Baby boom for this century births peaked between July-September 2007. Many of those kids are seniors now. Won't this make it the worst college admissions season ever?
I don't understand why some parents on this thread think it will be easier. Please educate me. I'm worried and I need some good news. |
In theory - those kids graduated High School last year. |
At our top private in MA the age cut-off is August 1st to apply to Kindergarten. So many August/Sept/Oct 2007 babies are in senior year right now ... |
yeah I don't see the enrollment cliff happening yet either. |
Yes those kids are seniors now in private schools. I imagine it will probably be a wash over last year in terms of numbers. |
But the rest of MA is typically sometime in Sept. What % of the graduating Srs in the state of MA go to your top private? |
I don’t know. It is only one or two percent higher than the year before. I don’t think it makes much difference. |
Already a recent thread on this topic.
https://www.dcurbanmom.com/jforum/posts/list/1291582.page |
A ton of schools reported record enrollments this fall, possibly to help offset declines in federal funding. My guess is this trend will continue and likely mitigate the peak birth rate impact. |
My December 2007 baby has just arrived at college. She has friends born in Jan 2008 doing the same.
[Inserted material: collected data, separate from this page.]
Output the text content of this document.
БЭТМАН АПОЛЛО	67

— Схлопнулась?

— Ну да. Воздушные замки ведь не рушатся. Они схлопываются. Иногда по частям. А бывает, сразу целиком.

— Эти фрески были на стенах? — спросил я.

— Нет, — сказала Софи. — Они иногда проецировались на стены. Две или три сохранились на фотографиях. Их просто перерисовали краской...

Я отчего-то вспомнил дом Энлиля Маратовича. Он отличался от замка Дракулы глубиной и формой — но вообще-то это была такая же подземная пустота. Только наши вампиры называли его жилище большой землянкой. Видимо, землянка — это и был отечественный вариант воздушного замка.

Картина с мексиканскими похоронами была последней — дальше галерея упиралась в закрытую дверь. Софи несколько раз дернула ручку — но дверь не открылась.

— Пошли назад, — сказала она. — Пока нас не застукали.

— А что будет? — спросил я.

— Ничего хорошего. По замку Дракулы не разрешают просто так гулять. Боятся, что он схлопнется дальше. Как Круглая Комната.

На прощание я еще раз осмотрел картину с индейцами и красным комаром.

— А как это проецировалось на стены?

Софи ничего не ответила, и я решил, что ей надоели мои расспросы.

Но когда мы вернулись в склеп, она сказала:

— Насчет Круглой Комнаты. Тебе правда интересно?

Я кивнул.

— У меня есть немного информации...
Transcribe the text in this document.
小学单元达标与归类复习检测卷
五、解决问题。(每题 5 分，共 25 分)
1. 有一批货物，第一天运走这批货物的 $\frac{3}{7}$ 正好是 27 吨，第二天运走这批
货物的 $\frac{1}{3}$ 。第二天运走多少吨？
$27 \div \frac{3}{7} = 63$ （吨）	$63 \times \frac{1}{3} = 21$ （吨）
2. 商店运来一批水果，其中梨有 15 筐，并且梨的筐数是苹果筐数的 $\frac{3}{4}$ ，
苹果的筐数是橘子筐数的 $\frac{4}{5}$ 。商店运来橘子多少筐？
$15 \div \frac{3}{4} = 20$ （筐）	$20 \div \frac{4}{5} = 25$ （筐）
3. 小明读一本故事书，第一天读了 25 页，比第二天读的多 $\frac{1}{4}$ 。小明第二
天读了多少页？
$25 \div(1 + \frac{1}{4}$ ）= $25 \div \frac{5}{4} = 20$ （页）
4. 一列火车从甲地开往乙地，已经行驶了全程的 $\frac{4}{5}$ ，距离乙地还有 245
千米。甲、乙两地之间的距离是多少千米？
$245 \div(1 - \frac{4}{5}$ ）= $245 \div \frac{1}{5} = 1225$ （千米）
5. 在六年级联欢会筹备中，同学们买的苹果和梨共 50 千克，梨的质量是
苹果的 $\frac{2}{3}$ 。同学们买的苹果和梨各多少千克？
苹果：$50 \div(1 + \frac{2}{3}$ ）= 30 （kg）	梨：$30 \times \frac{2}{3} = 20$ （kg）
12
There's a ton of public school kids (many more than private) who are younger because they started school on time or youngest in their grade, the cut off month was different, etc. |
Huh??? These kids are 17 until December or January of freshman year of college. This is really, really unusual. There aren't "tons" of them anywhere. There weren't tons of them in 1992 when I went to college as an October birthday. |
Easier because fewer international applicants. If your student has high scores and is full pay, easier. |
Mass red-shirting may factor |
Red-shirting meaning many should have graduated last year according to age but instead will be graduating this year. Old seniors |
In six months, people who convinced themselves they had a good chance at schools with 10% acceptance rates will swear it was a “bloodbath” and there will be outrage over waitlists while people whose kids had varied lists will be mostly content.